Во взгляде К. я прочитала одобрение Гемоновым словам, пылкая надежда звучала в них, и звуки, как языки пламени, рвались наружу:
— Уйдем, Антигона, так нужно. Не откладывая.
Я услышала в Гемоновых словах надежду и отречение. Мне хотелось бы сказать ему «да». К., который не отходил от нас, тоже на это надеялся, несмотря на всю свою проницательность.
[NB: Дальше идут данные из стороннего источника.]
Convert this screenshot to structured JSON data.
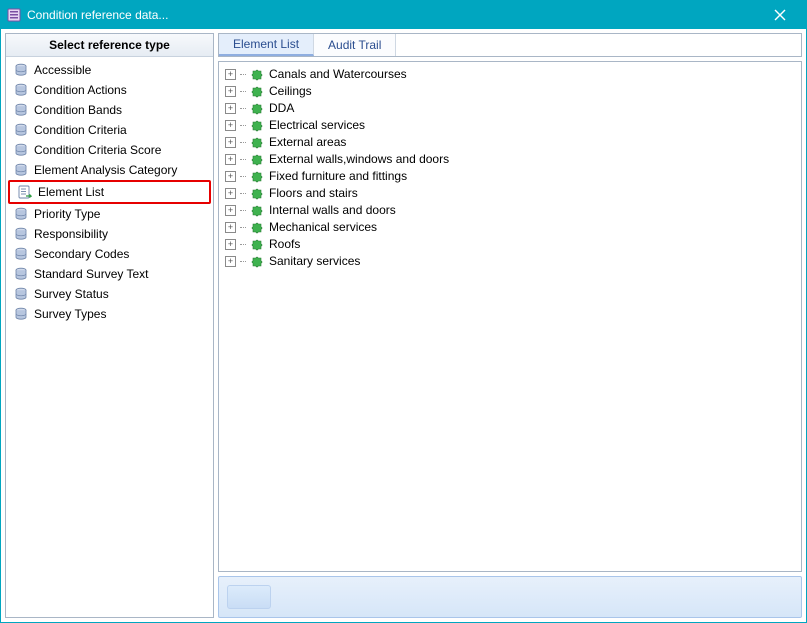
{
  "window": {
    "title": "Condition reference data..."
  },
  "sidebar": {
    "header": "Select reference type",
    "items": [
      {
        "label": "Accessible",
        "icon": "barrel"
      },
      {
        "label": "Condition Actions",
        "icon": "barrel"
      },
      {
        "label": "Condition Bands",
        "icon": "barrel"
      },
      {
        "label": "Condition Criteria",
        "icon": "barrel"
      },
      {
        "label": "Condition Criteria Score",
        "icon": "barrel"
      },
      {
        "label": "Element Analysis Category",
        "icon": "barrel"
      },
      {
        "label": "Element List",
        "icon": "list-arrow",
        "highlighted": true
      },
      {
        "label": "Priority Type",
        "icon": "barrel"
      },
      {
        "label": "Responsibility",
        "icon": "barrel"
      },
      {
        "label": "Secondary Codes",
        "icon": "barrel"
      },
      {
        "label": "Standard Survey Text",
        "icon": "barrel"
      },
      {
        "label": "Survey Status",
        "icon": "barrel"
      },
      {
        "label": "Survey Types",
        "icon": "barrel"
      }
    ]
  },
  "tabs": [
    {
      "label": "Element List",
      "active": true
    },
    {
      "label": "Audit Trail",
      "active": false
    }
  ],
  "tree": {
    "items": [
      {
        "label": "Canals and Watercourses"
      },
      {
        "label": "Ceilings"
      },
      {
        "label": "DDA"
      },
      {
        "label": "Electrical services"
      },
      {
        "label": "External areas"
      },
      {
        "label": "External walls,windows and doors"
      },
      {
        "label": "Fixed furniture and fittings"
      },
      {
        "label": "Floors and stairs"
      },
      {
        "label": "Internal walls and doors"
      },
      {
        "label": "Mechanical services"
      },
      {
        "label": "Roofs"
      },
      {
        "label": "Sanitary services"
      }
    ]
  }
}
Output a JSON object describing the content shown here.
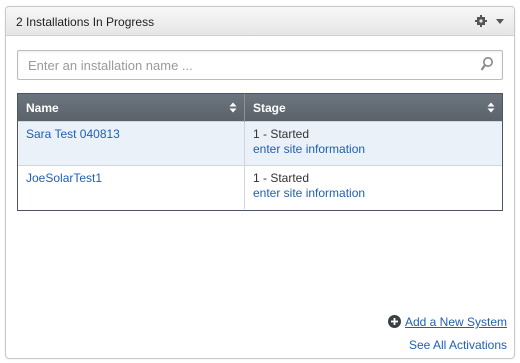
{
  "panel": {
    "title": "2 Installations In Progress",
    "icons": {
      "settings": "gear-icon",
      "menu": "chevron-down-icon"
    }
  },
  "search": {
    "placeholder": "Enter an installation name ...",
    "value": "",
    "icon": "search-icon"
  },
  "table": {
    "columns": [
      "Name",
      "Stage"
    ],
    "rows": [
      {
        "name": "Sara Test 040813",
        "stage": "1 - Started",
        "action": "enter site information"
      },
      {
        "name": "JoeSolarTest1",
        "stage": "1 - Started",
        "action": "enter site information"
      }
    ]
  },
  "footer": {
    "add_label": "Add a New System",
    "see_all_label": "See All Activations"
  },
  "colors": {
    "link": "#1f5fb3",
    "table_header": "#5f6870",
    "selected_row": "#eaf1f9"
  }
}
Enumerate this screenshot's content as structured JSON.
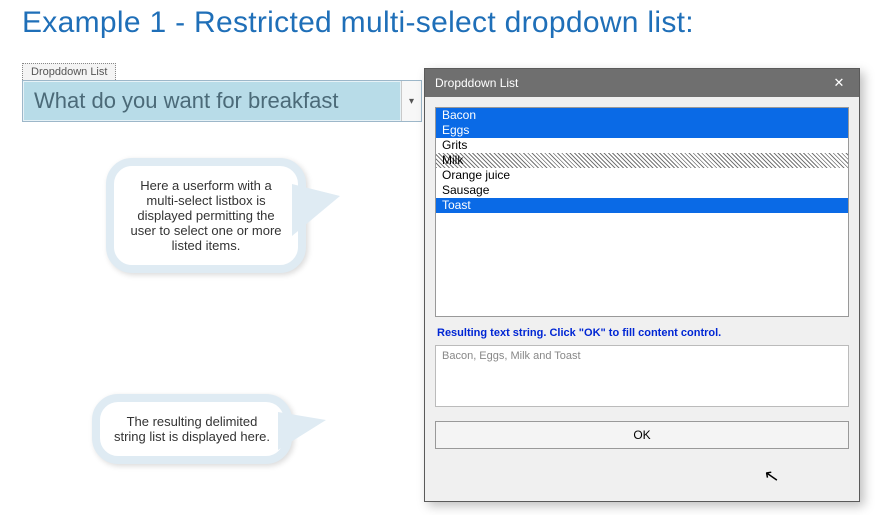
{
  "heading": "Example 1 - Restricted multi-select dropdown list:",
  "content_control": {
    "tab_label": "Dropddown List",
    "field_text": "What do you want for breakfast"
  },
  "callouts": {
    "c1": "Here a userform with a multi-select listbox is displayed permitting the user to select one or more listed items.",
    "c2": "The resulting delimited string list is displayed here."
  },
  "dialog": {
    "title": "Dropddown List",
    "listbox": {
      "items": [
        {
          "label": "Bacon",
          "state": "sel"
        },
        {
          "label": "Eggs",
          "state": "sel"
        },
        {
          "label": "Grits",
          "state": ""
        },
        {
          "label": "Milk",
          "state": "dotted"
        },
        {
          "label": "Orange juice",
          "state": ""
        },
        {
          "label": "Sausage",
          "state": ""
        },
        {
          "label": "Toast",
          "state": "sel"
        }
      ]
    },
    "instruction": "Resulting text string. Click \"OK\" to fill content control.",
    "result_text": "Bacon, Eggs, Milk and Toast",
    "ok_label": "OK"
  }
}
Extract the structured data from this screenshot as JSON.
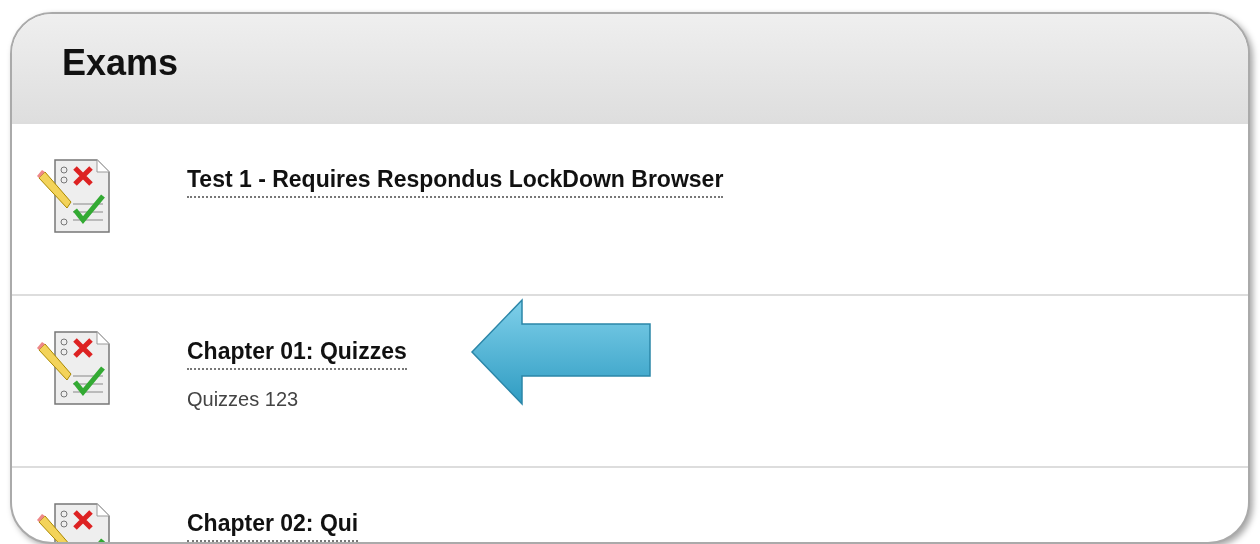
{
  "section": {
    "title": "Exams"
  },
  "items": [
    {
      "title": "Test 1 - Requires Respondus LockDown Browser"
    },
    {
      "title": "Chapter 01: Quizzes",
      "description": "Quizzes 123",
      "highlighted": true
    },
    {
      "title": "Chapter 02: Qui"
    }
  ]
}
Но звезды неумолимо заставляли меня произносить совсем другое: «Мне хотелось бы, Гемон, покинуть с тобой Фивы, но я не могу оставить братьев».
Лицо К. омрачилось, Гемон нахмурился:
— Тогда нам не уйти, Антигона, или только после великих несчастий.
Он прав, я знала это, но произнести я могла только: «Бежать я не могу».
Гемон и К. ничего не возразили мне: я не передумаю, они это знали точно.
— Работа закончена, — прервала я затянувшуюся паузу, — мне хотелось бы показать барельефы Этеоклу и поговорить с ним.
Гемон печально удалился, К. и Железная Рука, будто желая подбодрить, пошли проводить его.
Я осталась одна, совершенно одна. Мне бы найти в себе силы и уйти вместе с Гемоном, покинуть Фивы, темницу их стен, их запах — так пахнет дикий зверь в клетке. Почему после того, как я взвалила на себя груз Эдиповой жизни, нужно нести еще и груз жизни близнецов?
Прежде чем показать барельефы Этеоклу, мне хотелось, чтобы их увидела Исмена. Я предупредила ее, и она ждала меня в саду. Волосы свои она украсила цветами — настоящая Иокастина дочь: столь же загадочными путями идут ее мысли, столь же совершенны обнаженные руки и плечи. Когда я предложила ей посмотреть барельефы, она отказалась.
— Я помогла тебе создать их, потому что видела, как ты страдаешь и веришь, что они могут образумить близнецов. Но больше я не хочу погружаться в воспоминания, которые они во мне вызывают. Наши братья — воины, может быть, даже гениальные воины, но прежде всего они невозможные безумцы, одолеваемые страстями. Ни ты, ни я не должны вмешиваться в их соперничество. Они ведут открытую войну друг с другом, Креонт с нами — войну тайную. У каждого есть здесь тайные сторонники, нам же следует держаться в стороне от этих конфликтов. Разве Гемон тебе об этом не говорил?
— Гемон предложил мне вместе с ним уйти из Фив.
— Гемон хочет уйти из Фив? Уйти, когда он — почти царь? Как же он любит тебя, Антигона! Но если Креонт узнает, что тебе предложил его сын, прощенья не жди. Гемон прав: уходи, не откладывая.
— И пусть братья убивают друг друга?
— Мы в этом ничего не можем изменить, нужно отвести глаза от этой пропасти.
— Именно поэтому ты и не хочешь взглянуть на барельефы, на НАШИ барельефы, — потому что без тебя их не было бы.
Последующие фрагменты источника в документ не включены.